In 1980--in his previous position at John W. Gilbert Associates in Boston, OT&BE's principal worked with Taisei Engineering’s ARTICOUPLE System on a project for an AT/B chemical carrier for Sun Transport.  Sun wanted a tug/barge unit to operate at a certain speed, in all weather, and was ready to take on the regulatory issues.  They selected the ARTICOUPLE design as the connection system to use, and set out to design the vessel.

In order to assure that regulators were comfortable with such a vessel, backed by Sun Transport, he approached the Coast Guard with the goal of having the policy toward mechanically-connected tugs and barges changed. Several meetings and exchanges of correspondence ensued. The argument made, was based on safety and weather reliability, and a provision in return, that the tug would be a TRUE tugboat – not a separable engine room. The tug would be able to operate independently of the barge, in all weather, and would thus be "dual-mode".

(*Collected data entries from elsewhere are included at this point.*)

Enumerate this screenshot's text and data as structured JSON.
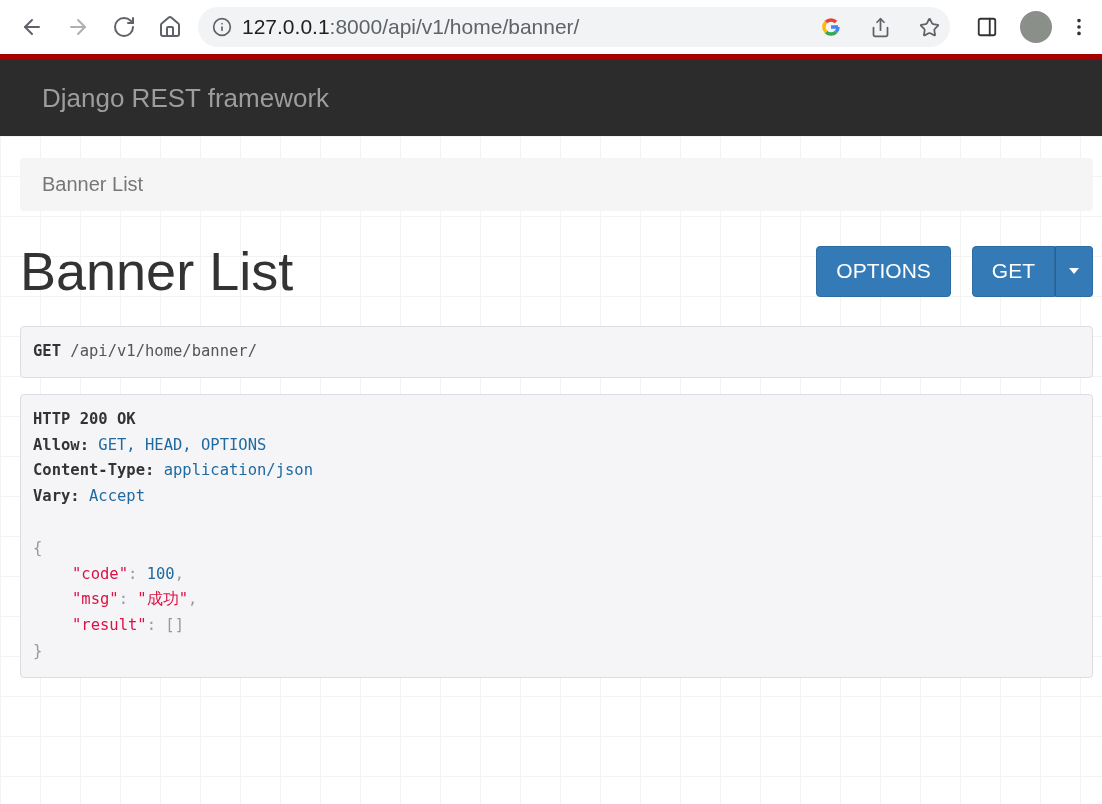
{
  "browser": {
    "nav": [
      {
        "kind": "back",
        "disabled": false
      },
      {
        "kind": "forward",
        "disabled": true
      },
      {
        "kind": "reload",
        "disabled": false
      },
      {
        "kind": "home",
        "disabled": false
      }
    ],
    "url_host": "127.0.0.1",
    "url_rest": ":8000/api/v1/home/banner/"
  },
  "navbar": {
    "brand": "Django REST framework"
  },
  "breadcrumb": [
    "Banner List"
  ],
  "page_title": "Banner List",
  "buttons": [
    {
      "label": "OPTIONS",
      "kind": "plain"
    },
    {
      "label": "GET",
      "kind": "split"
    }
  ],
  "request": {
    "method": "GET",
    "path": "/api/v1/home/banner/"
  },
  "response": {
    "status": "HTTP 200 OK",
    "headers": [
      {
        "name": "Allow:",
        "value": "GET, HEAD, OPTIONS"
      },
      {
        "name": "Content-Type:",
        "value": "application/json"
      },
      {
        "name": "Vary:",
        "value": "Accept"
      }
    ],
    "open": "{",
    "entries": [
      {
        "key": "\"code\"",
        "colon": ":",
        "value": "100",
        "kind": "number",
        "comma": ","
      },
      {
        "key": "\"msg\"",
        "colon": ":",
        "value": "\"成功\"",
        "kind": "string",
        "comma": ","
      },
      {
        "key": "\"result\"",
        "colon": ":",
        "value": "[]",
        "kind": "empty"
      }
    ],
    "close": "}"
  }
}
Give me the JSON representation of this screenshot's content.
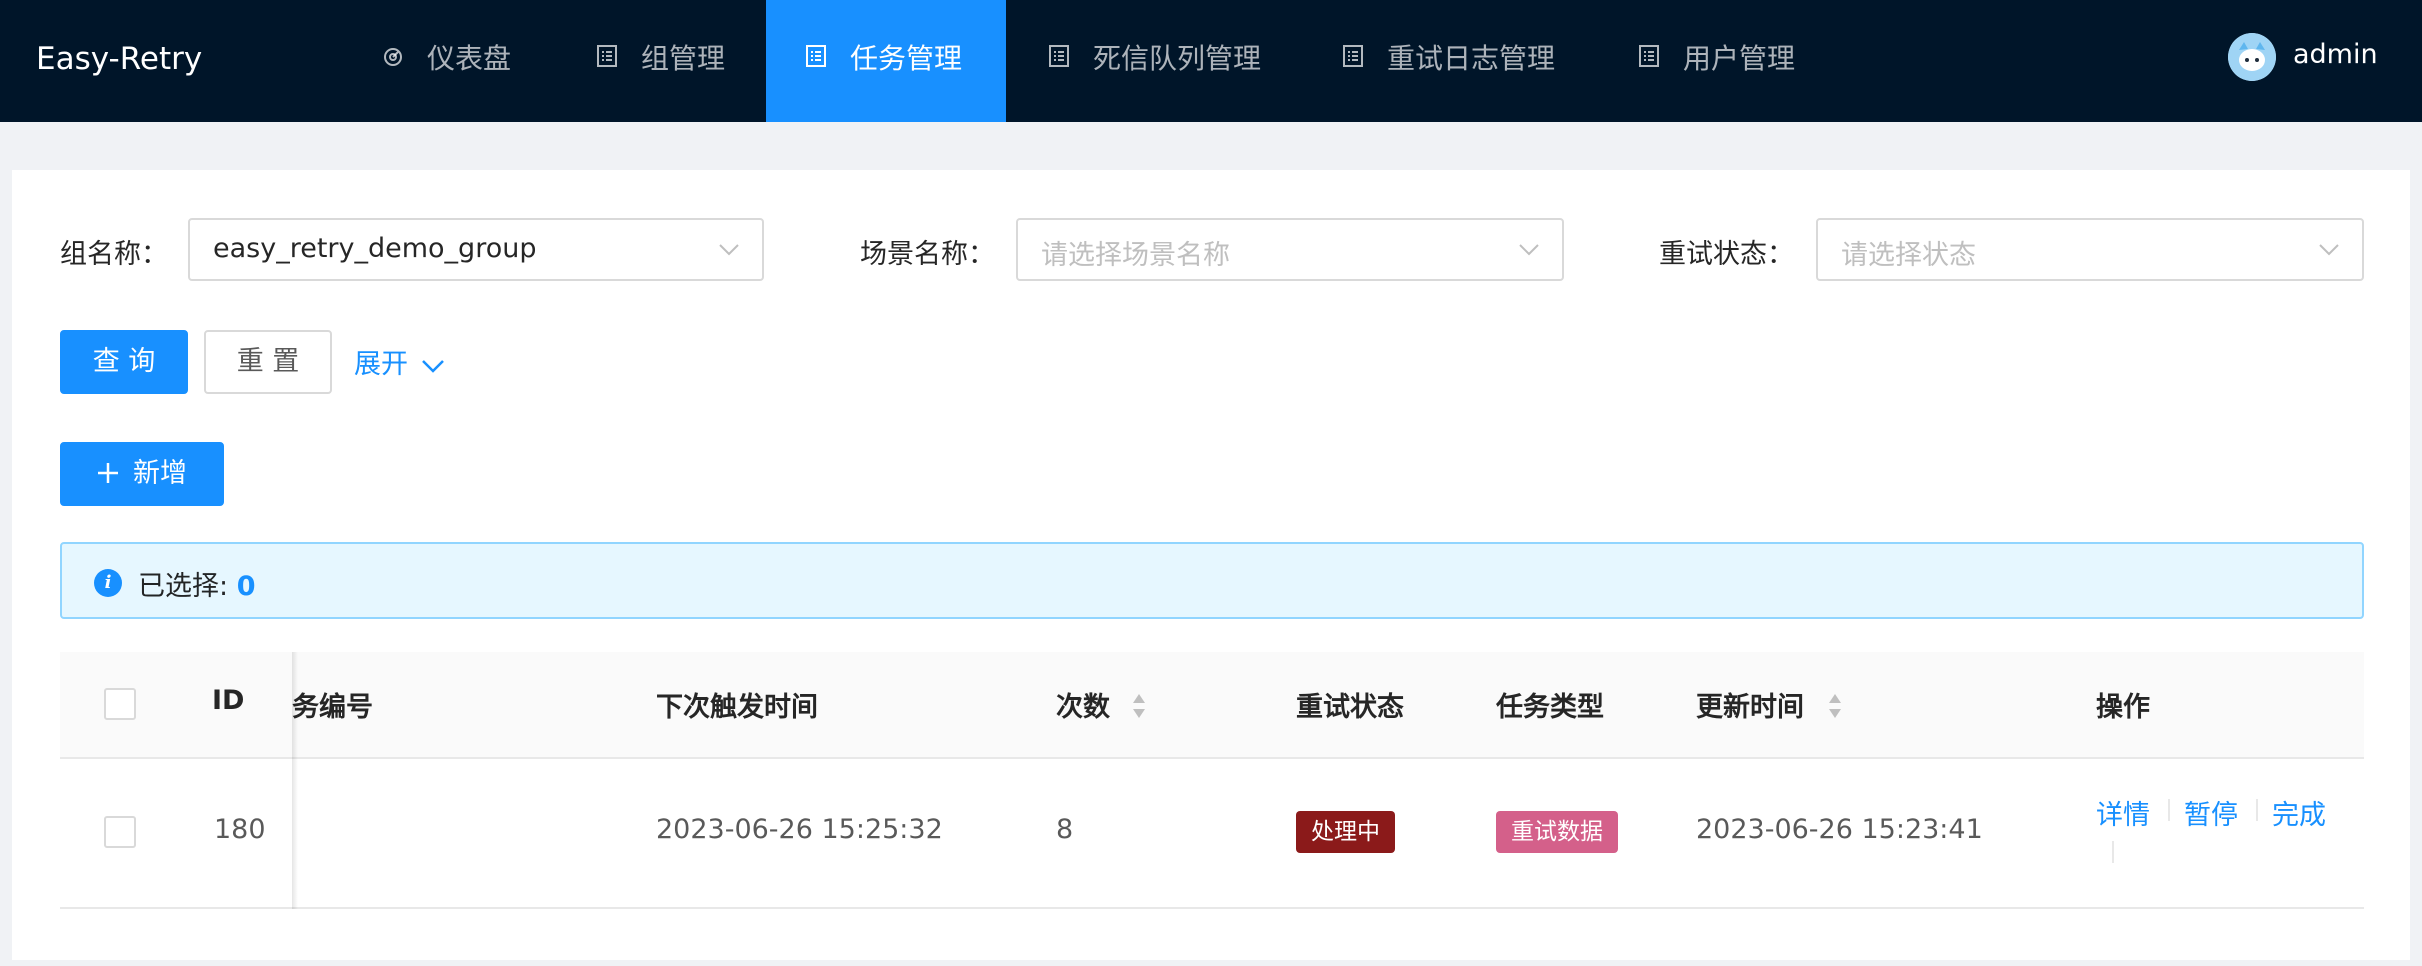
{
  "app": {
    "title": "Easy-Retry"
  },
  "nav": {
    "items": [
      {
        "label": "仪表盘",
        "icon": "dashboard-icon",
        "active": false
      },
      {
        "label": "组管理",
        "icon": "list-icon",
        "active": false
      },
      {
        "label": "任务管理",
        "icon": "list-icon",
        "active": true
      },
      {
        "label": "死信队列管理",
        "icon": "list-icon",
        "active": false
      },
      {
        "label": "重试日志管理",
        "icon": "list-icon",
        "active": false
      },
      {
        "label": "用户管理",
        "icon": "list-icon",
        "active": false
      }
    ]
  },
  "user": {
    "name": "admin",
    "avatar_icon": "avatar-icon"
  },
  "filters": {
    "group": {
      "label": "组名称：",
      "value": "easy_retry_demo_group"
    },
    "scene": {
      "label": "场景名称：",
      "placeholder": "请选择场景名称"
    },
    "status": {
      "label": "重试状态：",
      "placeholder": "请选择状态"
    }
  },
  "buttons": {
    "query": "查 询",
    "reset": "重 置",
    "expand": "展开",
    "add": "新增"
  },
  "selection": {
    "label": "已选择: ",
    "count": "0"
  },
  "table": {
    "columns": {
      "id": "ID",
      "task_no": "务编号",
      "next_trigger": "下次触发时间",
      "count": "次数",
      "retry_status": "重试状态",
      "task_type": "任务类型",
      "updated": "更新时间",
      "actions": "操作"
    },
    "rows": [
      {
        "id": "180",
        "task_no": "",
        "next_trigger": "2023-06-26 15:25:32",
        "count": "8",
        "retry_status": "处理中",
        "task_type": "重试数据",
        "updated": "2023-06-26 15:23:41",
        "actions": {
          "detail": "详情",
          "pause": "暂停",
          "finish": "完成"
        }
      }
    ]
  },
  "colors": {
    "header_bg": "#001529",
    "primary": "#1890ff",
    "status_processing": "#8b1a1a",
    "type_retry_data": "#d4608a"
  }
}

As a result of those discussions, and the further input of industry and engineering professionals, U.S. Coast Guard NVIC 2-81 was born. This Coast Guard document, which he had helped to create, declared a new official policy on this matter. As long as a true tug was created, meeting all stability requirements as a towing vessel, the tug would be treated as an independent towing vessel for both regulatory and crewing requirements. This NVIC, was and remains, the single most important and influential event in the continued development and deployment of the AT/B in America.

What the AT/B did, was to solve most of the technical impediments to being ship-competitive, while maintaining the crew and capital cost advantage of the tug and barge. What you have, is weather reliability, in a REAL tug and barge. An AT/B is not a rule beater. So for many types of services, the AT/B shines, as compared to a ship.